If you knew anything about El Bulli, you knew that Soler was less the manager of the restaurant than he was its soul; its jovial animating spirit. (In a statement to Spanish newspaper El Pais this week, Adrià compared Soler to Groucho Marx, and confessed that Soler had hired him as an apprentice at the restaurant in “a memorable night of drunkenness.”)

Soler is credited as co-author on most of the El Bulli books, including the 2008 “A Day at elBulli,” along with Adrià and his brother Albert Adrià. In another tweet this week, Ferran Adrià said: “Bullinianos will never forget that none of this would have been possible without him.”

“Juli was a real restaurateur,’’ Adrià biographer Colman Andrews said in an email. “He certainly knew food (and definitely knew wine) but his genius was in seeing the big picture, all the parts of the restaurant experience that made it memorable; and of course in recognizing talent. He was always winning ‘best maitre d’hotel’ awards, but I’d have to say that Juli’s real impact on the food world was elBulli’s impact, because I don’t believe it would have developed into the restaurant it did (nor Ferran into the chef he did) without him.”

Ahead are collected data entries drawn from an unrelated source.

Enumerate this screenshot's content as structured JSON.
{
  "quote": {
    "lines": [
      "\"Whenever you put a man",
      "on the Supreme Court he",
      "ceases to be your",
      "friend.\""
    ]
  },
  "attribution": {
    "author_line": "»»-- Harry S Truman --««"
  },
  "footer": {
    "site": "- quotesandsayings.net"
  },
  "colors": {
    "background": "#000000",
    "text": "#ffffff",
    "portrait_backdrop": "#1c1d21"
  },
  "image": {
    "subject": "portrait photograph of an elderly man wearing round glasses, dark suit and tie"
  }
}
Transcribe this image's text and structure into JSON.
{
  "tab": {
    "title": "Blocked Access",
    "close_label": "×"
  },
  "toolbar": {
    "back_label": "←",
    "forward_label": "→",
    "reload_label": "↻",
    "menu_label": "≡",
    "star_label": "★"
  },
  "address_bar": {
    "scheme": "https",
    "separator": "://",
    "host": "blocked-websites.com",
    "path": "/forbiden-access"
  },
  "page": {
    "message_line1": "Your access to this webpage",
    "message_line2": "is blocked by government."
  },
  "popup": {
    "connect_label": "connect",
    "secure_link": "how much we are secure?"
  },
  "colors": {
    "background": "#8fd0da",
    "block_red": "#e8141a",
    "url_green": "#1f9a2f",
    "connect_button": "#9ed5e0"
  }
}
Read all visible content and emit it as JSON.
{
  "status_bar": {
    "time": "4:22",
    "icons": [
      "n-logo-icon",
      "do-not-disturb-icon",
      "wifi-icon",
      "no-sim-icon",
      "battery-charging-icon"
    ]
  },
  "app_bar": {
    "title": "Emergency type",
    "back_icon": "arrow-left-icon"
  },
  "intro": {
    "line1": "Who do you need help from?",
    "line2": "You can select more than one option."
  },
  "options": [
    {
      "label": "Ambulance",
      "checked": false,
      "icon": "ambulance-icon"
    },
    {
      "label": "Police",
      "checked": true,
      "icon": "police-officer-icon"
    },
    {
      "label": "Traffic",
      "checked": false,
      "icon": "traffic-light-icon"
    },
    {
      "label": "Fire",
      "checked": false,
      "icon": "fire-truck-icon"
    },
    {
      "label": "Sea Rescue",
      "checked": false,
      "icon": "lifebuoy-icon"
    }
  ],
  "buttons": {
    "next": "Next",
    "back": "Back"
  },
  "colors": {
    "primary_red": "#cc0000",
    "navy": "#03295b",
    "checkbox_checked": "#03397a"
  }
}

Toward the end, the restaurant was fielding 2 million requests a year. Adrià may have been the alchemist of modernist cuisine, but even alchemists have to pay the bills somehow. And while the cooking at El Bulli may have been endlessly inventive, it was always playful and fun.

“People always think of Ferran as the mad genius and of Juli as the sober front of the house,” Anya von Bremzen, an author and an early advocate of the restaurant, said from Stockholm. “But it was almost the reverse. Juli was just as crazy creative, crazy enough to sense a genius in Ferran when he applied for a job, crazy enough to create a unique environment and all the accouterments behind the dishes.”

“If the restaurant was a total vision, then El Bulli was equal parts Juli and Ferran. Which makes Juli the most influential restaurateur of our time.”